Unless one has direct Taste and experience of these Perennial and Universal Truths, assessing a creed based on such criteria on a mere intellectual level is like fallaciously assessing the validity of relationships based on whether they subscribe to polyamory or not (and, believe me, perennialism/universalism is being used by some people in a promiscuously intellectual sort of way sometimes). A genuine spiritual Path is like a marriage with all the rules normally around such well functioning relationships intact occurring within it, but on another level and plane. So realize the Truth first and then its perenniality/universality will show itself to you beyond just talk and words on a page - or mere consensus.
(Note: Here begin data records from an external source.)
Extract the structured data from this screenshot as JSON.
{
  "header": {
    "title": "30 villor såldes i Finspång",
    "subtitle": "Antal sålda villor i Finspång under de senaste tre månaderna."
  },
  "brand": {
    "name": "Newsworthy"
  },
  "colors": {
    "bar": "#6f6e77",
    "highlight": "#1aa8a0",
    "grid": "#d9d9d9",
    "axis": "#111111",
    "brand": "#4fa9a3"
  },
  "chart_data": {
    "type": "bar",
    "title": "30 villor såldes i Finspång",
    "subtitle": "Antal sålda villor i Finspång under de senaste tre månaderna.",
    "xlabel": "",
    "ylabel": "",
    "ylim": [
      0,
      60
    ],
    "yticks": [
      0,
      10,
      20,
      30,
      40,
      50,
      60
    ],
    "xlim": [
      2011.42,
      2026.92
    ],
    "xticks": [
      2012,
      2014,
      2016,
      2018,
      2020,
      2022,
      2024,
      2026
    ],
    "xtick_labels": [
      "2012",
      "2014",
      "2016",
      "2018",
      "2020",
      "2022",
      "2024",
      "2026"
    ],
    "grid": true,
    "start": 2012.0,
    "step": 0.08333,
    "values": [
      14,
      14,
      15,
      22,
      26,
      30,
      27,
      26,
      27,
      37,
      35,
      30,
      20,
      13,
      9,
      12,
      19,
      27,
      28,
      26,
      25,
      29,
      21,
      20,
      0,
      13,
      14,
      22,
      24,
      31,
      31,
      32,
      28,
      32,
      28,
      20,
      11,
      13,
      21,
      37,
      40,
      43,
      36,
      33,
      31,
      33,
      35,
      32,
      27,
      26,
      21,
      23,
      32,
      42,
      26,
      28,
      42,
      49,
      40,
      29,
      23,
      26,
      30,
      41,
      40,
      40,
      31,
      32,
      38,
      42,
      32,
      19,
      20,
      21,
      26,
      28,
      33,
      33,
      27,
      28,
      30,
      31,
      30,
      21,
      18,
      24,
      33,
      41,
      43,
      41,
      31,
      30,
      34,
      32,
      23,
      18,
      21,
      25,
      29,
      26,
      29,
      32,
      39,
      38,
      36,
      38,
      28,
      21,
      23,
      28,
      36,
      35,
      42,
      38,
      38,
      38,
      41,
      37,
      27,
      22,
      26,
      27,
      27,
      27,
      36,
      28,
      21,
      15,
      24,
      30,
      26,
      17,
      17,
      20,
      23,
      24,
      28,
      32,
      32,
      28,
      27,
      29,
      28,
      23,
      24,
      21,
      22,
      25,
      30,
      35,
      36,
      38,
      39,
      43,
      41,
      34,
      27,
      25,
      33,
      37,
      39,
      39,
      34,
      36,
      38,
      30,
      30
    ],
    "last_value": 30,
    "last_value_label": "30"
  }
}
This can be easily proven based on the phenomenology of love itself. One can be with many people, but it is always that one who becomes that One True Love of one's life one never ever forgets. This dynamic is both a telling metaphor for the God/human dynamic as well as the exclusive focus of a given Path to the All-High regarding itself (provided, that is, the Path is real and not one of the endless varieties of snake-oil we see in our times). But once you get There - and only when you get There - then you get to see, taste and feel the perenniality/universality of things in the God manifested in every form of belief. My point of departure on this specific question comes from Ibn 'Arabi’s famous statement made in the 2nd volume of the Futūḥāt al-Makkīyyah, and I work from there:

 

So glory be to the One Who manifests everything,  for It is their very essence!